The use of secondary ion mass spectrometry coupled with image analysis to identify and locate chemical elements in soil minerals: The example of phosphorus

The mobility and bioavailability of elements in soils and sediments largely depends on their distribution on the diverse inorganic and organic constituents. This work addresses the example of phosphorus (P) associated to goethite and calcite, that is, to the major minerals involved in the retention of P in soils and sediments in calcareous environments. Synthetic goethite (FeOOH) and calcite (CaCO3) were reacted with P prior to being analysed by dynamic secondary ion mass spectrometry (SIMS).
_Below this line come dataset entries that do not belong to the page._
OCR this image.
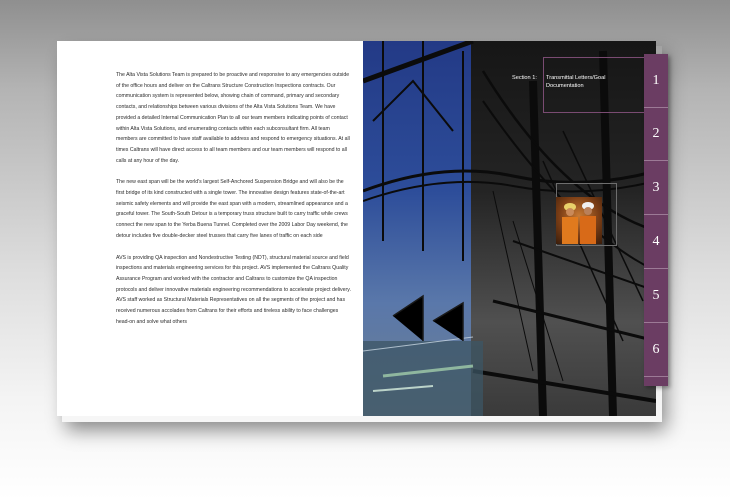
The Alta Vista Solutions Team is prepared to be proactive and responsive to any emergencies outside of the office hours and deliver on the Caltrans Structure Construction Inspections contracts. Our communication system is represented below, showing chain of command, primary and secondary contacts, and relationships between various divisions of the Alta Vista Solutions Team. We have provided a detailed Internal Communication Plan to all our team members indicating points of contact within Alta Vista Solutions, and enumerating contacts within each subconsultant firm. All team members are committed to have staff available to address and respond to emergency situations. At all times Caltrans will have direct access to all team members and our team members will respond to all calls at any hour of the day.

The new east span will be the world's largest Self-Anchored Suspension Bridge and will also be the first bridge of its kind constructed with a single tower. The innovative design features state-of-the-art seismic safety elements and will provide the east span with a modern, streamlined appearance and a graceful tower. The South-South Detour is a temporary truss structure built to carry traffic while crews connect the new span to the Yerba Buena Tunnel. Completed over the 2009 Labor Day weekend, the detour includes five double-decker steel trusses that carry five lanes of traffic on each side

AVS is providing QA inspection and Nondestructive Testing (NDT), structural material source and field inspections and materials engineering services for this project. AVS implemented the Caltrans Quality Assurance Program and worked with the contractor and Caltrans to customize the QA inspection protocols and deliver innovative materials engineering recommendations to accelerate project delivery. AVS staff worked as Structural Materials Representatives on all the segments of the project and has received numerous accolades from Caltrans for their efforts and tireless ability to face challenges head-on and solve what others

Section 1: Transmittal Letters/Goal Documentation	1
2
3
4
5
6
Powdery samples were embedded in resin, cut in thin sections, and imaged with a CAMECA IMS 4F ion microscope used in scanning mode with a primary ion beam of caesium that produced negatively charged secondary ions ((-)) (Cameca, Cedex, France). Carbon, O, P, and calcium (Ca) were directly imaged at m/z 12, 16 31, and 40, respectively, while Fe was imaged via the polyatomic ion FeO- ion at m/z 72. The SIMS data were treated by image analysis procedures. The visual comparison of images and the scatterplot method showed that P strongly interacted with goethite, probably following an adsorption process, and was thus evenly distributed at its surface. Conversely, P was not evenly distributed at the surface of calcite which rather suggests a precipitation process, and the scatterplot method confirmed a poor relationship between P and Ca. For the goethite-calcite mixture, visual examination suggested that P occurred as clusters which were largely associated with calcite, whereas a statistical analysis of the various images showed that the distribution of P was largely related to that of goethite particles. This work confirms the potential contribution of iron oxides in the retention of P in calcareous environments and shows that coupling image analysis to sensitive analytical techniques such as SIMS is a powerful approach for providing quantitative information on the location of elements at low bulk concentrations.